Jaron Berman |
February 1st, 2007 11:16 AM |
With SD, the reason broadcast monitors were used was because basically everyone used them in aquisition and color correct. While the old "NTSC" jokes applied, there was a generally accepted range where things would look good. Because everyone at the broadcast/mastering level used roughly the same monitors (and more importantly vectorscopes and waveforms), the signal being transmitted by most networks would have roughly the same color. What the end user decided was "pleasing" would then be uniformly pleasing across most networks, instead of one being heavily red, another being heavil green, etc... This was the "ideal" situation - transmit the signals in whatever format (broadcast, tape, dvd) to look the same, and let the viewer choose from there.

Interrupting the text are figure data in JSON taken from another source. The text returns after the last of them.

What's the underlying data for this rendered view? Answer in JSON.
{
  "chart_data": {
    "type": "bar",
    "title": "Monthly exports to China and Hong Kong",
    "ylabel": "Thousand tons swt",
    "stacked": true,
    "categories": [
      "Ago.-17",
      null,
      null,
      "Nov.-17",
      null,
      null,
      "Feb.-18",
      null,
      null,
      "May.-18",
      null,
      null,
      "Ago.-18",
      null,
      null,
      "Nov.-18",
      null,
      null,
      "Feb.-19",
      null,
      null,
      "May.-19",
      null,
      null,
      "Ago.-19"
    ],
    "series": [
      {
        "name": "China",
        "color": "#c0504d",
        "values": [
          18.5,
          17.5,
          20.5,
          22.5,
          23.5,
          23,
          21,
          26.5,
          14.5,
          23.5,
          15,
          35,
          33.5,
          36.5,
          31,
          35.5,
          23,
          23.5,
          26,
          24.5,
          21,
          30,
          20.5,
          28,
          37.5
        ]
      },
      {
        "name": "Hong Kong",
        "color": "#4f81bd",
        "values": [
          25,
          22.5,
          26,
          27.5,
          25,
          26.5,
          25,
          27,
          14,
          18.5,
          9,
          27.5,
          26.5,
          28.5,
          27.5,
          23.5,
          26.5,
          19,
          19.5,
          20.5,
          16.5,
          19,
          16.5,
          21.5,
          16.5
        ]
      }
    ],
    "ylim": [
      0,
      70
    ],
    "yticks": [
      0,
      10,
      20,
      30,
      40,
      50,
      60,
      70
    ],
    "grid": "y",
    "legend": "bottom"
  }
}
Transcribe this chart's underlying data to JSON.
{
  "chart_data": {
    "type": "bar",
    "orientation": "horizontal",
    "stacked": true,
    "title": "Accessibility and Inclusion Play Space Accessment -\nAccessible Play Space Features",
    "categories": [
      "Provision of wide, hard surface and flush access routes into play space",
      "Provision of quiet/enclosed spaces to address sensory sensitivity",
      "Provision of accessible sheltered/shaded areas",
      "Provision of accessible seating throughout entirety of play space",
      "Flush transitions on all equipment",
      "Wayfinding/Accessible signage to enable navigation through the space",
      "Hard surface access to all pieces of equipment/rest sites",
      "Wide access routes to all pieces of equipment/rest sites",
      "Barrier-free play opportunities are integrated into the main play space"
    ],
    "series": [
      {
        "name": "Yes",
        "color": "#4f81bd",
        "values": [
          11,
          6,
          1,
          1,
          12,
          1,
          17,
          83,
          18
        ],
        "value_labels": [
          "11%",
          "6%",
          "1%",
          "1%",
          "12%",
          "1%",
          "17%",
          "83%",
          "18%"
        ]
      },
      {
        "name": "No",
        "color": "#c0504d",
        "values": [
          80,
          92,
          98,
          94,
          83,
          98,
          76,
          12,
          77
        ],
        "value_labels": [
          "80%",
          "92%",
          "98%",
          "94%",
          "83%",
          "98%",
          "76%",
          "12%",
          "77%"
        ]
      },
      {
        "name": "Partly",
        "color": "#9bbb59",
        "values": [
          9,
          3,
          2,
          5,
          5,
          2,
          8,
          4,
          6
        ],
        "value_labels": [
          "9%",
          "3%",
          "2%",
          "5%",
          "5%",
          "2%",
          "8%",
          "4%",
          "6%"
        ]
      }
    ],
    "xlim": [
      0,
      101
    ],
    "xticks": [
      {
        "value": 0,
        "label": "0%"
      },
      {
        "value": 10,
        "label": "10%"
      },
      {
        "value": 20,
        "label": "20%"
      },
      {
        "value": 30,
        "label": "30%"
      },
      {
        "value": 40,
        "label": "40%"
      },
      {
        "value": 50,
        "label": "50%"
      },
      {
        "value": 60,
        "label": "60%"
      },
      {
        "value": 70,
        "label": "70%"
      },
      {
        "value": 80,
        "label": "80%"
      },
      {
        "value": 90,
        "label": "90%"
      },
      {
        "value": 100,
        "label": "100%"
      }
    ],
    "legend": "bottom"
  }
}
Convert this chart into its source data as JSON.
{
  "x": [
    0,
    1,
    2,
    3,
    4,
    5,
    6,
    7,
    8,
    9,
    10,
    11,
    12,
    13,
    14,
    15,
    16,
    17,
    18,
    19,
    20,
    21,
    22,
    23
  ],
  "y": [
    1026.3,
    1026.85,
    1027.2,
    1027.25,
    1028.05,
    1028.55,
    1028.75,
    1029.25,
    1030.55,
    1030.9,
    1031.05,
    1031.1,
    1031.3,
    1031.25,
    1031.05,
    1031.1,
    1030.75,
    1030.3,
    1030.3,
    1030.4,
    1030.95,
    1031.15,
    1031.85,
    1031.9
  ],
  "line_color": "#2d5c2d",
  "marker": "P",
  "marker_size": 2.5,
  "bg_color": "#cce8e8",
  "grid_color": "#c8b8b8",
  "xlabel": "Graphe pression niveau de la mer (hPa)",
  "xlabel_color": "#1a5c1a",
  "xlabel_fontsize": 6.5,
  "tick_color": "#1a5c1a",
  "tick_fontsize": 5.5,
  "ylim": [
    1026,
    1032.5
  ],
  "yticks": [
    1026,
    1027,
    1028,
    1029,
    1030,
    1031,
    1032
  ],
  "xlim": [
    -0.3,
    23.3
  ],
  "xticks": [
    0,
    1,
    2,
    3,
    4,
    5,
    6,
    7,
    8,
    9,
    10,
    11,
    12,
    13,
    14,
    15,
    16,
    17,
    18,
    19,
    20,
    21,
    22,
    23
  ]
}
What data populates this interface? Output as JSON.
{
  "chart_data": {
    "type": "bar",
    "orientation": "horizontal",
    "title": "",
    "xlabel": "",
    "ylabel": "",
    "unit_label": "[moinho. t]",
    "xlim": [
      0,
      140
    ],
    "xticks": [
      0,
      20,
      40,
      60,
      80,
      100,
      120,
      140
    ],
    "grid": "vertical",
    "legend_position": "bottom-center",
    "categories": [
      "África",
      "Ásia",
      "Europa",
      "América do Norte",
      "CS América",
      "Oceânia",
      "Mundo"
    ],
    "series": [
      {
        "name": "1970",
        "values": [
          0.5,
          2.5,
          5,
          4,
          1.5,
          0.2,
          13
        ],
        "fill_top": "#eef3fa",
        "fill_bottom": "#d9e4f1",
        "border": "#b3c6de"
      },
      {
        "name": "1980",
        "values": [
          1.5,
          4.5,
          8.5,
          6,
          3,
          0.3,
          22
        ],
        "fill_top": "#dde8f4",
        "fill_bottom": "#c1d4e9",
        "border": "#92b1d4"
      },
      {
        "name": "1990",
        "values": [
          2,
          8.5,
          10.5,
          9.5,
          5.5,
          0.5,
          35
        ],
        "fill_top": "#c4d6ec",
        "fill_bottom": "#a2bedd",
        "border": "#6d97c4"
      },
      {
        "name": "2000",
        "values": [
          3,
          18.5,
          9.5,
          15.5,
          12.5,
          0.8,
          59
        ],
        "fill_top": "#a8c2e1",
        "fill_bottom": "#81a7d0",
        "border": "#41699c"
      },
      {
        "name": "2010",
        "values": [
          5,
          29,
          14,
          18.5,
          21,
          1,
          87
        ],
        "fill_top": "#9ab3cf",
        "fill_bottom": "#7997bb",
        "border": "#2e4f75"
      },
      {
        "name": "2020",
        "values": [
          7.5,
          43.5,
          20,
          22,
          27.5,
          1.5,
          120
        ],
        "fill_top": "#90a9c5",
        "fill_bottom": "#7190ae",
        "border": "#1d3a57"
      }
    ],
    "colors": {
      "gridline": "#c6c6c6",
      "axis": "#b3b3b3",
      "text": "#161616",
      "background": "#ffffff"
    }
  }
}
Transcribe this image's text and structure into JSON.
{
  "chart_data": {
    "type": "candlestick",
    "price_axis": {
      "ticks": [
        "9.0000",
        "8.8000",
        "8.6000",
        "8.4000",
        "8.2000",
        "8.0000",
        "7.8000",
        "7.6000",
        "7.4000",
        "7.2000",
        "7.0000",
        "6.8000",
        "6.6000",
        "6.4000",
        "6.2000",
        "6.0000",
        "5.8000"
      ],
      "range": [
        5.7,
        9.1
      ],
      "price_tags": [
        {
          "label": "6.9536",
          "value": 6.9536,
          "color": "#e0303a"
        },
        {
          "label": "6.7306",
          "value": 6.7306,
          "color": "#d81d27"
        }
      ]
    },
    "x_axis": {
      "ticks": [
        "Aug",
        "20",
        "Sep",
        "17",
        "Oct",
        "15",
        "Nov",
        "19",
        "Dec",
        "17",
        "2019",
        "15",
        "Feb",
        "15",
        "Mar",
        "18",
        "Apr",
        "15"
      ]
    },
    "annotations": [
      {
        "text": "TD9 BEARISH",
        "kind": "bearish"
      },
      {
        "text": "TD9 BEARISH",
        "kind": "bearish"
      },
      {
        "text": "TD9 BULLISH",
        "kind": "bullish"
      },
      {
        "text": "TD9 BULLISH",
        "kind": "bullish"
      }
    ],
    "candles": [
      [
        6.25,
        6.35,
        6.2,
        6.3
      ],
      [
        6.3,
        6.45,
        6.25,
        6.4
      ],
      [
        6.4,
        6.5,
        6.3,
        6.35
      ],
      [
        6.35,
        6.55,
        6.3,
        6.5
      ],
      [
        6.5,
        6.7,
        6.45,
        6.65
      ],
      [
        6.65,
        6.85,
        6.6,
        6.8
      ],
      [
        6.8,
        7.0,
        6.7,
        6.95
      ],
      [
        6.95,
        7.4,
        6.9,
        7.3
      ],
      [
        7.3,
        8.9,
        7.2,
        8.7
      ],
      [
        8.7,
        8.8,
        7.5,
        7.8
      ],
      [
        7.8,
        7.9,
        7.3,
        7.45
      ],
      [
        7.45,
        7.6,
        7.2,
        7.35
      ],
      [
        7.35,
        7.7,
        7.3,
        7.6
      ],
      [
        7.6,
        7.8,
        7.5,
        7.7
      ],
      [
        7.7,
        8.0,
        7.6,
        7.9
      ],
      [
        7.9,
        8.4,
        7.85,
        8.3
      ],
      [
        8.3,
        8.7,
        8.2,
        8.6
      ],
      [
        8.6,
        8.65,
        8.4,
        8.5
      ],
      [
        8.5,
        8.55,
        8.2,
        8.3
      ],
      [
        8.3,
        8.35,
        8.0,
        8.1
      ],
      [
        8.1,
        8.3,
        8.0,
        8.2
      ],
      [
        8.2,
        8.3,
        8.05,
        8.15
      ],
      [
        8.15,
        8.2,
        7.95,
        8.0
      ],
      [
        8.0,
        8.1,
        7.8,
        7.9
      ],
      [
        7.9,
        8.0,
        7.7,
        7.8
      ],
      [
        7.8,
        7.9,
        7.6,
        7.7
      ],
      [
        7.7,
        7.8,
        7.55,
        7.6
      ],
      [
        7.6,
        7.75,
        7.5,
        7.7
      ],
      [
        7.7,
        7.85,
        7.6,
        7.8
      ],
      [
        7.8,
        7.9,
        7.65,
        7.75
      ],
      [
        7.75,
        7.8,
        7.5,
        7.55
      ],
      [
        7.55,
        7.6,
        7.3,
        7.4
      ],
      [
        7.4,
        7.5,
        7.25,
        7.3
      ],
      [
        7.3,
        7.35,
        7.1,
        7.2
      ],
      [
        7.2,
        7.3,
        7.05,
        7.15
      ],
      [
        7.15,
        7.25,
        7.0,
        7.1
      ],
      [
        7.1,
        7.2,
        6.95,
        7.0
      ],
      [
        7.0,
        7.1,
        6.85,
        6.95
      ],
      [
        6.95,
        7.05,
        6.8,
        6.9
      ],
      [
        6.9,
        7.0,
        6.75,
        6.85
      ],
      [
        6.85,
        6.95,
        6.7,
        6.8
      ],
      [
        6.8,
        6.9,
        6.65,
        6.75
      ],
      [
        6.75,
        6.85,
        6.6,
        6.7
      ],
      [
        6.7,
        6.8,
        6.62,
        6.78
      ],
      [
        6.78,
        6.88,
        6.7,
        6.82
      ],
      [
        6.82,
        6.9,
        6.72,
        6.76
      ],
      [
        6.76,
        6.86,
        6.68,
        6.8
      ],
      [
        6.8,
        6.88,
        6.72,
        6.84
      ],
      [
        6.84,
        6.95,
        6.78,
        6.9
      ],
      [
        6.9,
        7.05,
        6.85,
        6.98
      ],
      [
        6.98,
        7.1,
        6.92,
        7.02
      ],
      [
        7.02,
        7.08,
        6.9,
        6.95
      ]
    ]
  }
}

What has changed now is the amount of content created which never goes through a proper color correct. That process requires calibrated monitors AND measurement devices. Online editors and colorists rely on actual measurements to set the final coloration of their product, not just monitors. Why not consumer monitors? Because broadcast monitors can be calibrated so they look fairly similar to one another regardless of location...or at least that's the idea. More importantly, they display a wider range of colors and offer FAR more adjustability than consumer displays. If you judge your color on a consumer display with a narrow color gamut, you may think it looks fantastic until you watch it on another consumer display with different color response. The idea being - edit and create to the largest possible color palette, and provide your viewers with the possibility of watching your "ideal" signal. Should they choose to warm or cool the picture on their own tube, that's fine - you gave them the choice.
Bottom line is: don't trust the monitor by itself. Learn to read the scopes alongside the monitor, and you'll have a far better looking product at the end.